Emergence of Maps in the Memories of Blind Navigation Agents
Erik Wijmans, Manolis Savva, Irfan Essa, Stefan Lee, Ari S. Morcos, Dhruv Batra
Abstract
Decades of research into intelligent animal navigation posits that organisms build and maintain internal spatial representations (or maps) 1 of their environment, that enables the organism to determine and follow task-appropriate paths (Epstein, Patai, Julian, & Spiers, 2017; O'keefe & Nadel, 1978; Tollman, 1948). Hamsters, wolves, chimpanzees, and bats leverage prior exploration to determine and follow shortcuts they may never have taken before (Chapuis & Scardigli, 1993; Harten, Katz, Goldshtein, Handel, & Yovel, 2020; Menzel, 1973; Peters, 1976; Toledo et al., 2020).
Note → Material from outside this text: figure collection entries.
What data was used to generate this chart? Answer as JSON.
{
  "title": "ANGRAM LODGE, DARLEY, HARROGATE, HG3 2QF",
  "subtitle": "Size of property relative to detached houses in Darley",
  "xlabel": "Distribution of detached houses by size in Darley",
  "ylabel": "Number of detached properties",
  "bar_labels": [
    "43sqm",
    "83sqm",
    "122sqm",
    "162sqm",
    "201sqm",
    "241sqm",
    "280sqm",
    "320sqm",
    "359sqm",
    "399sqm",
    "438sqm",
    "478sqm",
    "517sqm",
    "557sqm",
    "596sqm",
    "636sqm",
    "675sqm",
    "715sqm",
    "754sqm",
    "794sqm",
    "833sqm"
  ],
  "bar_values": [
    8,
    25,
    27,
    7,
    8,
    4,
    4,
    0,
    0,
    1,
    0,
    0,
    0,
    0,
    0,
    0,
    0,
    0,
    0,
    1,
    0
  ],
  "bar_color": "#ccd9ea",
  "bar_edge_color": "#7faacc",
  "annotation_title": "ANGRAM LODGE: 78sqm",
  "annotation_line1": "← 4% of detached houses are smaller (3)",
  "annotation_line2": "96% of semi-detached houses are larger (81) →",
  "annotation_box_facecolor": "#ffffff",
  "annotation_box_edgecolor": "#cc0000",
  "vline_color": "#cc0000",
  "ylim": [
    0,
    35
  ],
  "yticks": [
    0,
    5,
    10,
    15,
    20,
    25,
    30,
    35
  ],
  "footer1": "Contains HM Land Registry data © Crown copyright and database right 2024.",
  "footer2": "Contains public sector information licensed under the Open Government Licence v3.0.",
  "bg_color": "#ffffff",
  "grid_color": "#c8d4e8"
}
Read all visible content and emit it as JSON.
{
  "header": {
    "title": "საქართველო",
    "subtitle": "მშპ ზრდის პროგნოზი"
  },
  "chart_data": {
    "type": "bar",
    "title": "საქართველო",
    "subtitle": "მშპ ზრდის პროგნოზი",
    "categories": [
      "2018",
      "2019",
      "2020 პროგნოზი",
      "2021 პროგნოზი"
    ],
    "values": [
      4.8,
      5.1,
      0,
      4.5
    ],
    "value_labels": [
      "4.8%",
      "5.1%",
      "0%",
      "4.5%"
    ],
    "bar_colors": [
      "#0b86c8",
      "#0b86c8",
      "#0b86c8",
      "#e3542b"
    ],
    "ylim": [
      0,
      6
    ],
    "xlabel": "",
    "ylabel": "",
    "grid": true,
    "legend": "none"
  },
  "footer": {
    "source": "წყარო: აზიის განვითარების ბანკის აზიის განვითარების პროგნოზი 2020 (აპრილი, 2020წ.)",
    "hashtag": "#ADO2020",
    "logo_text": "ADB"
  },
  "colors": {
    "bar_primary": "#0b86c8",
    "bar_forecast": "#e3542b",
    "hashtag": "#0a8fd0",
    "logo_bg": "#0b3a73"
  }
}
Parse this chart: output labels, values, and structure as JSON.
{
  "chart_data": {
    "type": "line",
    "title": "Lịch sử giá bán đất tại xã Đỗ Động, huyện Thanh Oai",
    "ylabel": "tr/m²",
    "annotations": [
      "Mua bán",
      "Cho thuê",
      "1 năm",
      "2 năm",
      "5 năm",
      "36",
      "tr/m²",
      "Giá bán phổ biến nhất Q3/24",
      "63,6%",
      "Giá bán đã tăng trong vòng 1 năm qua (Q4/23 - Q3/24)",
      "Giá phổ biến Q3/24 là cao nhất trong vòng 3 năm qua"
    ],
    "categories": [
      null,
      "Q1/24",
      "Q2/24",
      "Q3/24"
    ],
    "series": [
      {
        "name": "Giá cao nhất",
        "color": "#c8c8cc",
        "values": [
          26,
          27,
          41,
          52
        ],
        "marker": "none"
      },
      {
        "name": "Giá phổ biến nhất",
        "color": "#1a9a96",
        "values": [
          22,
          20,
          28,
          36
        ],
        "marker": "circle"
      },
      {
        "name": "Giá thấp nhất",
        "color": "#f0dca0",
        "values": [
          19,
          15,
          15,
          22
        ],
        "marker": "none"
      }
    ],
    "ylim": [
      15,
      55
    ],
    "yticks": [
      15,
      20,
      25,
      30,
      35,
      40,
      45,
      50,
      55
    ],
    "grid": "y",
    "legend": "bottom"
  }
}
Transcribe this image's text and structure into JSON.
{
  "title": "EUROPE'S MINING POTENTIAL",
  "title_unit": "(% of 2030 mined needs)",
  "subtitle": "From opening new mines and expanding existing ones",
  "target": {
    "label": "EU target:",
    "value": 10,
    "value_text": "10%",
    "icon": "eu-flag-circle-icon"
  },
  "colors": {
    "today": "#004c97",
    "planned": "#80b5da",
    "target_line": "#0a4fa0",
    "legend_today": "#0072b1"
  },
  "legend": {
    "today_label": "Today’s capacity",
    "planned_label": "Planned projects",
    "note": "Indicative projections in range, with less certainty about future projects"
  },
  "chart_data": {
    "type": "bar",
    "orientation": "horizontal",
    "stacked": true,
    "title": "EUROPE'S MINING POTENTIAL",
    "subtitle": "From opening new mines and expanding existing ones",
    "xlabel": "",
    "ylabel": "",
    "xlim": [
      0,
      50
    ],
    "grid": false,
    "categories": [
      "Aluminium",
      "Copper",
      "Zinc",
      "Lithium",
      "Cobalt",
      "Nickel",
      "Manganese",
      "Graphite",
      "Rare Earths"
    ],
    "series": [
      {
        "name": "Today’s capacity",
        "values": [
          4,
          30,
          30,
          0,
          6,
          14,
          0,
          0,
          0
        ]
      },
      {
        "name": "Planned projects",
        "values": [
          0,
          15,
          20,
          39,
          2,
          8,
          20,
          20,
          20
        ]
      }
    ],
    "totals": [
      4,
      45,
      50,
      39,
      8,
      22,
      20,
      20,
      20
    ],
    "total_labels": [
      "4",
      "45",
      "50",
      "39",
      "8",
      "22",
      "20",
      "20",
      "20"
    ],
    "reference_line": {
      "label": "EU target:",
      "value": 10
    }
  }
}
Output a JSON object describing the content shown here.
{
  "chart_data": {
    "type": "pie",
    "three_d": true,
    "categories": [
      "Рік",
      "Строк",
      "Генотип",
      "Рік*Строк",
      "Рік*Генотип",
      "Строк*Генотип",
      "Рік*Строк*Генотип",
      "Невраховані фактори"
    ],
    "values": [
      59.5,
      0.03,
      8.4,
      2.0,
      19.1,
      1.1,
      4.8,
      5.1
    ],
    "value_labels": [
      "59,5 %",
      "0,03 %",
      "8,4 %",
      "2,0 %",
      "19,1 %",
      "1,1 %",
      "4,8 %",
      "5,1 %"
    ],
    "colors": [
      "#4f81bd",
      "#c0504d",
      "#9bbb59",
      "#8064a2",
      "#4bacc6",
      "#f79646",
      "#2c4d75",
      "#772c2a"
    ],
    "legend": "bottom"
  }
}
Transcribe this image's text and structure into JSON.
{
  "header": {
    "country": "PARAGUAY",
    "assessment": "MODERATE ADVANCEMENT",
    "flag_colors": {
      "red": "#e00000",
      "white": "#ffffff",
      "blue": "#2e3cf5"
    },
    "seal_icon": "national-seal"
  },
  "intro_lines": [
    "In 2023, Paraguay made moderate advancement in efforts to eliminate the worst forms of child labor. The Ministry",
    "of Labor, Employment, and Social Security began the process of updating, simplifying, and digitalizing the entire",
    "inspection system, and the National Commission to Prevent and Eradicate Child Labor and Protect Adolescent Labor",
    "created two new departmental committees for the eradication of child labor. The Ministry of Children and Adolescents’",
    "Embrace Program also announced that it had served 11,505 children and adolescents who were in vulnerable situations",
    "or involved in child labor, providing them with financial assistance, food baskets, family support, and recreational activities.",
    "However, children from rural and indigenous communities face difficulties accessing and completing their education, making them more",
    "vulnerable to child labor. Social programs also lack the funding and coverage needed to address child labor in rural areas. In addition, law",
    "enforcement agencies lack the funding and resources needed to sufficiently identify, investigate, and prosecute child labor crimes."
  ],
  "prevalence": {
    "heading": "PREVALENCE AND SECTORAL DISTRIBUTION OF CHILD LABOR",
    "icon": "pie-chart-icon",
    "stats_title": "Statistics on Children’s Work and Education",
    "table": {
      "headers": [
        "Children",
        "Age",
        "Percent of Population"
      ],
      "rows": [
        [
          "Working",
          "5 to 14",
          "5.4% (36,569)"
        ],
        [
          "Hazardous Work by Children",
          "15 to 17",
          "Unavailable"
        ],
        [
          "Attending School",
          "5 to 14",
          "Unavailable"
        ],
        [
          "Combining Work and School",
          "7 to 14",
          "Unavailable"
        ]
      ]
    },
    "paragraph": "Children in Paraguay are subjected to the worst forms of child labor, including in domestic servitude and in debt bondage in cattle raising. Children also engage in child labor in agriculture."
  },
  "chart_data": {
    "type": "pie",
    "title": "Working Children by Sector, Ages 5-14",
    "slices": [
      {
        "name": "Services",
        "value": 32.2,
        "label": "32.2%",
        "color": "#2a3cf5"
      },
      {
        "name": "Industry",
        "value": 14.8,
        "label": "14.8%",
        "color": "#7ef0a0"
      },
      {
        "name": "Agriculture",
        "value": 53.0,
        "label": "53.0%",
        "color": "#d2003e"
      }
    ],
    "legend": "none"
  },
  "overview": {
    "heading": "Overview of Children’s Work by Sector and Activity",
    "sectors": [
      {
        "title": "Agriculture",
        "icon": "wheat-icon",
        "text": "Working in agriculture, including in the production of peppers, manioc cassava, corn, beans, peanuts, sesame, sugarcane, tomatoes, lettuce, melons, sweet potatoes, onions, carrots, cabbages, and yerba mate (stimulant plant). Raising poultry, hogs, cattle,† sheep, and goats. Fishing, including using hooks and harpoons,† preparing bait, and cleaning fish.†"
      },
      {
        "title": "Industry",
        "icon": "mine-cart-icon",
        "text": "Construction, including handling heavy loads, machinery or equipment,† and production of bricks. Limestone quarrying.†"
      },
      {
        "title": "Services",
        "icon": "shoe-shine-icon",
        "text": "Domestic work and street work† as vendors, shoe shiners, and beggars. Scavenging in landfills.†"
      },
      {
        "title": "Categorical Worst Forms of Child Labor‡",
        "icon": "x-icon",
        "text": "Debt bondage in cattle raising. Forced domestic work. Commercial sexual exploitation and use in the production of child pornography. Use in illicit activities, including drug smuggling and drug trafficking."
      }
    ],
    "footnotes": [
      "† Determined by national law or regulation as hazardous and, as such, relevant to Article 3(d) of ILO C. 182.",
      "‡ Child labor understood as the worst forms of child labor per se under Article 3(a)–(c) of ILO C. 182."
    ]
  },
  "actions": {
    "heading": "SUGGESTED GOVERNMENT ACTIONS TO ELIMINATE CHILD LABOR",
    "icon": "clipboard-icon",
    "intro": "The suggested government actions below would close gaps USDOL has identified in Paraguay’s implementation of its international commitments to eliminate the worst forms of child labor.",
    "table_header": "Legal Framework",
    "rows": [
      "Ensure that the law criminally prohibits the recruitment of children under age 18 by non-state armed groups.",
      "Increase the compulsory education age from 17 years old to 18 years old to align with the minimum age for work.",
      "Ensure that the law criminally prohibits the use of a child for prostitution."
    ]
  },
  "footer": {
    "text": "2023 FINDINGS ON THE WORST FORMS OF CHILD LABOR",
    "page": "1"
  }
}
Even blind mole rats and animals rendered situationally-blind in dark environments demonstrate shortcut behaviors (Avni, Tzvaigrach, & Eilam, 2008; Kimchi, Etienne, & Terkel, 2004; Maaswinkel & Whishaw, 1999). Ants forage for food along meandering paths but take near-optimal return trips (Müller & Wehner, 1988), though there is some controversy about whether insects like ants and bees are capable of forming maps (Cheung et al., 2014; Cruse & Wehner, 2011).